= Louise Garland Thomas High School =

School in Providenciales, Turks and Caicos

Louise Garland Thomas High School, formerly known as the Long Bay High School is a senior high school in Long Bay, Providenciales, Turks and Caicos.

==History==
It opened on 7 September 2015, making it the second senior high on the island. 180 students were to be enrolled at the beginning. The school was initially housed at Clement Howell High School as the first building was not yet complete for its planned October opening. In that period Clement Howell and Long Bay students attended classes together, although the latter already began wearing their own uniforms. Initially the school had the first form, with second form coming afterwards and with a plan for it being a full high school. In October of that year Carlton Mills became principal.

The first Long Bay building, with a cost of $1 million U.S. dollars, opened in November that year. Construction of the second phase began that year. The institution's third block, which has classrooms and laboratories for science classes, opened in 2018.
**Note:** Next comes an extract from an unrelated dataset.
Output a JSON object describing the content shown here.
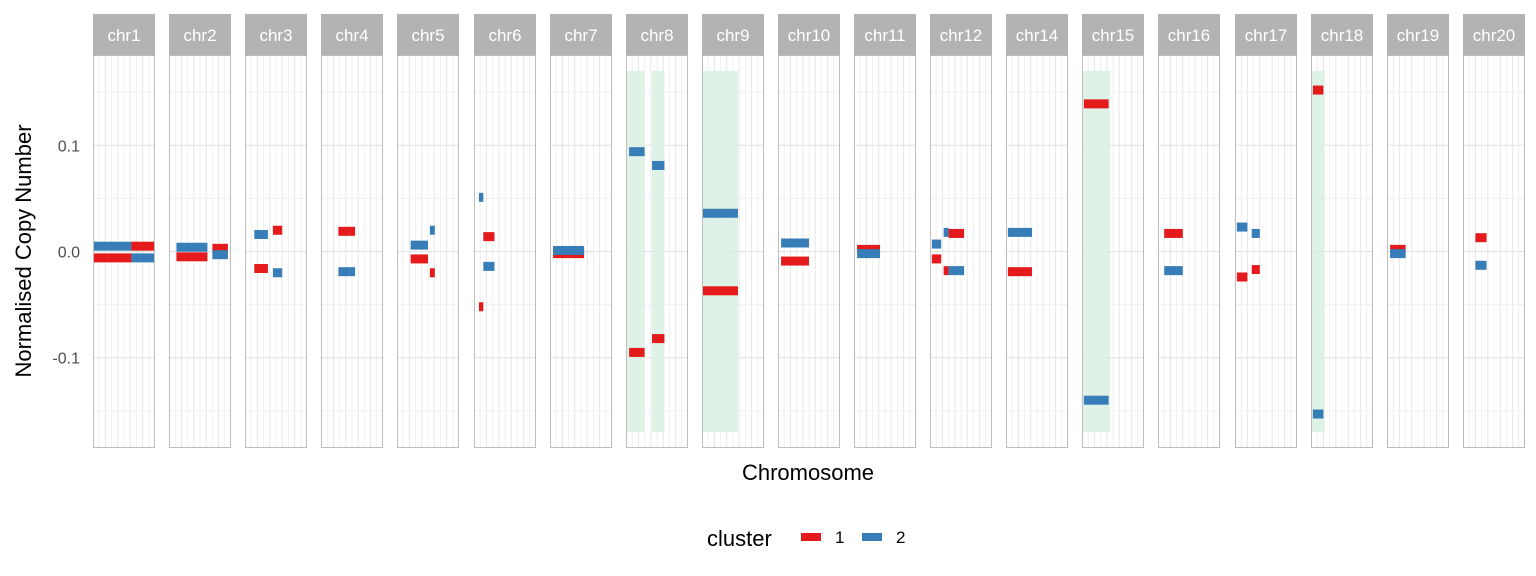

In 2017 the Turks and Caicos Sun stated that "reliable sources" indicated overcrowding and a negative "temperament" of the principal.

==School uniforms==
The school uniform consists of a white shirt, grey slacks and suit coat, and a yellow tie. Deandra S Hamilton of Magnetic Media reported that there were concerns that the uniform was unsuited for the local climate. Long Bay students began wearing the Long Bay uniform from the beginning, when students were located at Clement Howell.